For the more recent piece, “BN’s Loss Not a Surprise“, aside from grammatical comments, the feedback I received was:
“style: news report is distinct from academic paper. it’s rare to see additional readings; related articles, perhaps. it also need rigorous grammar. Please ration the use of direct quotes and indirect quotes, each serves its purpose. And please breakdown long quotes to shorter one, which are easier for readers to digest.”
The problem with the conference reporting is that there’s a tension between brevity and completeness. On one hand, there is a author’s imperative to be brief — otherwise the author is going to lose an audience. For a newspaper report, what’s needed are sound bites and general gist of the event. Furthermore brevity in writing saves energy, which means that we’ll be better motivated to continue with the next article.
But on the other hand, there’s a need for a wholesome understanding of an issue which contributes to word bloat. First, authors have to assume that readers have no prior background to an issue, which means that additional explanation has to be included. Secondly, there are many issues and side issues that are raised by a speaker, with valid explanations that need to be elaborated. Leaving them out would make it look like the speaker isn’t making a backed-up claim. Thirdly, there are questions, reactions and authors analysis that also ought to be included.
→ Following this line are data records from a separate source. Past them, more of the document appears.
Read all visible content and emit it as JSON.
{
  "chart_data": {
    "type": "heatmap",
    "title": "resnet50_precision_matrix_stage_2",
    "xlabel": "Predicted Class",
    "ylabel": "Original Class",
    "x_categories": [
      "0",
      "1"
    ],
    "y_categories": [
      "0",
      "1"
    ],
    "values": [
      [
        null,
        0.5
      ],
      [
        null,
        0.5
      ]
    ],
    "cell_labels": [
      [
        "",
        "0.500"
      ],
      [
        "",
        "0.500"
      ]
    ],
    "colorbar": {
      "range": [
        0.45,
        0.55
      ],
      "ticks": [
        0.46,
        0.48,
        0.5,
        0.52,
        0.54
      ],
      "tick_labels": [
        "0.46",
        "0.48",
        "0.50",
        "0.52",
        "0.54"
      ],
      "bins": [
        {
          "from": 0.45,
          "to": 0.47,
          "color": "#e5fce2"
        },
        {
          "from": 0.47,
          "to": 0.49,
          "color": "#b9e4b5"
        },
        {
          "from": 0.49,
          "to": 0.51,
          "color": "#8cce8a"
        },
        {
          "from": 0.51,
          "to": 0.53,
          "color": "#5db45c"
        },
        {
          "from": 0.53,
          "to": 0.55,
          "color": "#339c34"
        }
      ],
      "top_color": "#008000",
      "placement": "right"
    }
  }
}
So how do you compromise? In retrospect, this is what I should have done:
- Write the article with two sections in mind: a summary article, and a longer “appendix”.
- The summary article should not be more than 500 words.
- If the summary article published online, it should be accompanied with two pictures.
- The shorter summary article should contain the gist of the talk, two-three quotes, prominent questions, and reactions.
- The longer appendix should contain expanded arguments, side issues, other notable quotes, and analysis.
- The shorter summary should link to the longer appendix, or otherwise be truncated so that the longer version is contained in the “jump” or the “read more” link.
- I never did any analysis in this one. Coincidentally I don’t have much to say about Professor Shamsul’s reasoning, except that I never got to ask my questions.
I think because I didn’t write it in the traditional narrow-broad approach (pithy summaries on ahead of deeper explanations) but in a flow-of-arguments style, it got tagged as “News Analysis” rather than “Breaking News”. I think that’s a good call.
There’s a lot that I got down that I didn’t include in that article either, and it’s already pushing a thousand words. There are more points that he made. The question-and-answer session is completely neglected.
I don’t know about the Ridge; it hasn’t begun to use the “jump” yet. I think that authorship for the online edition is still very much modeled after print journalism because it doesn’t take into account the stuff that we can do online that radically changes the way journalists structure our articles. I should probably start using the jump as well.